The Waltzing Matilda

January 20, 1943

As everyone welcomes 2020, many often remember the past to see how far life has evolved. Thus, for the first article of the New Year, I thought it best to discuss the history of the brave men that served in the 90th Bombardment Group during World War II. The bombardiers of “The Best Damned Heavy Bomb Group in the World” remind us of the price some pay so that others may examine the past to create a better future.

On January 20, 1943, First Lieutenant James A. McMurria and the crew of the Waltzing Matilda (B-24 Liberator) conducted a reconnaissance mission over the north coast of Papua New Guinea. As McMurria reduced the plane’s altitude to get a better view of Wewak harbor, the men from the 321st Bombardment Squadron spotted twenty-seven Japanese Zeros, two naval transports, and three destroyers. After reporting the intelligence, all radio signals from the Waltzing Matilda ceased. Many assumed the worst—that the Japanese shot down the B-24 after its crew discovered their location. Nevertheless, personnel from the 319th, 321st, and 400th Bombardment Squadrons conducted multiple search and rescue missions. While the volunteers downed over twelve enemy fighter aircraft during their searches, none of the crews located the missing Liberator. 

Unknown to the rest of the 90th Bombardment Group, McMurria and eight other crew members survived a one hour dog fight against twenty-seven Japanese Zeros before the Waltzing Matilda crashed into the water near Wewak. After floating ashore, the stranded Airmen sought refuge with a group of natives. For more than a month, the crew traversed the outlying islands in their endeavor to make it to mainland Papua New Guinea. Ultimately, a group of Japanese soldiers captured the men shortly after they landed ashore the Sepik River.

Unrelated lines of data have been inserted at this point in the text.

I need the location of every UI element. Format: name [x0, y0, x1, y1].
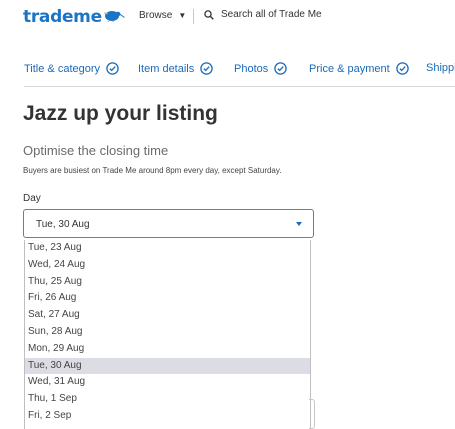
step-photos[interactable]: Photos — [234, 62, 287, 75]
day-select[interactable]: Tue, 30 Aug — [23, 209, 314, 238]
hidden-field-edge — [309, 399, 315, 429]
trademe-logo[interactable]: trademe — [23, 6, 125, 28]
check-circle-icon — [274, 62, 287, 75]
day-option[interactable]: Thu, 1 Sep — [25, 391, 310, 408]
check-circle-icon — [200, 62, 213, 75]
step-label: Photos — [234, 62, 269, 75]
search-icon — [204, 9, 214, 20]
step-title-category[interactable]: Title & category — [24, 62, 119, 75]
day-field-label: Day — [23, 193, 41, 204]
step-label: Shippi — [426, 62, 455, 74]
steps-divider — [24, 86, 455, 87]
day-option-selected[interactable]: Tue, 30 Aug — [25, 357, 310, 375]
day-select-value: Tue, 30 Aug — [36, 219, 90, 230]
check-circle-icon — [395, 62, 409, 75]
day-option[interactable]: Thu, 25 Aug — [25, 274, 310, 291]
check-circle-icon — [106, 62, 119, 75]
day-option[interactable]: Fri, 26 Aug — [25, 290, 310, 307]
day-option[interactable]: Tue, 23 Aug — [25, 240, 310, 257]
logo-wordmark: trademe — [23, 7, 102, 27]
section-subtitle: Optimise the closing time — [23, 143, 169, 158]
day-dropdown-list: Tue, 23 Aug Wed, 24 Aug Thu, 25 Aug Fri,… — [24, 240, 311, 429]
day-option[interactable]: Mon, 29 Aug — [25, 341, 310, 358]
day-option[interactable]: Fri, 2 Sep — [25, 408, 310, 425]
caret-down-icon — [296, 222, 302, 226]
search-placeholder: Search all of Trade Me — [221, 9, 322, 20]
caret-down-icon: ▼ — [178, 11, 187, 20]
search-input[interactable]: Search all of Trade Me — [204, 9, 322, 20]
day-option[interactable]: Wed, 31 Aug — [25, 374, 310, 391]
hint-text: Buyers are busiest on Trade Me around 8p… — [23, 166, 282, 175]
step-item-details[interactable]: Item details — [138, 62, 213, 75]
day-option[interactable]: Sat, 27 Aug — [25, 307, 310, 324]
step-label: Title & category — [24, 62, 101, 75]
step-shipping[interactable]: Shippi — [426, 62, 455, 74]
page-title: Jazz up your listing — [23, 102, 218, 125]
browse-menu[interactable]: Browse ▼ — [139, 10, 186, 21]
kiwi-icon — [103, 10, 125, 22]
step-label: Item details — [138, 62, 195, 75]
day-option[interactable]: Wed, 24 Aug — [25, 257, 310, 274]
browse-label: Browse — [139, 10, 173, 21]
top-header: trademe Browse ▼ Search all of Trade Me — [0, 0, 455, 34]
header-divider — [193, 9, 194, 24]
step-price-payment[interactable]: Price & payment — [309, 62, 409, 75]
step-label: Price & payment — [309, 62, 390, 75]
listing-steps: Title & category Item details Photos Pri… — [24, 62, 455, 78]
day-option[interactable]: Sun, 28 Aug — [25, 324, 310, 341]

Lt. McMurria’s account of the affair provides vivid details about the life of a Japanese Prisoner of War during World War II. Once the Japanese soldiers captured the men, “they were hung on bamboo poles . . . and hauled back to the . . . canoe. . . . Taken to Wewak, the fliers were interned in a well-like hole, where food and water was periodically lowered to them in a bucket.” After being tortured for ten days in Wewak, the soldiers transported the airmen to the Tunnel Hill Prison Camp in Rabaul, where the Waltzing Matilda crew joined seventy other American and Australian prisoners. In Rabaul, POWs “were placed in . . . 10 x 14 foot downtown cell[s]” with thirteen other men. The Japanese subjected the prisoners to a variety of torments, ranging from “water treatment” to “human guinea pigs.” Of the seventy prisoners present at the Tunnel Hill Prison Camp in June 1943 when McMurria and his crew arrived, only six survived their time as Prisoners of War.

After losing forty-three percent of his body weight and experiencing the cruelest atrocities imaginable, the Japanese released the ninety-three pound Lieutenant in September 1945. Despite being surrounded by constant death, he remained resilient throughout his imprisonment. As he watched American B-24 Liberators, A-20 Havocs, and P-38 Lightnings fly over Rabaul, he constantly reminded the prison guards that his countrymen were coming to not only save him, but to also end the war. Undoubtedly, his story provides a glimpse into the history of the 90th Bombardment Group, World War II and the legacy that the Airmen at the 90th Missile Wing continue to uphold today. 

(This story is a result of Lt. McMurria’s first-hand account of his time at the Tunnel Hill Prison Camp, as well as research conducted by John S. Alcorn, which is thoroughly detailed in his book The Jolly Rogers: History of the 90th Bomb Group During World War II.)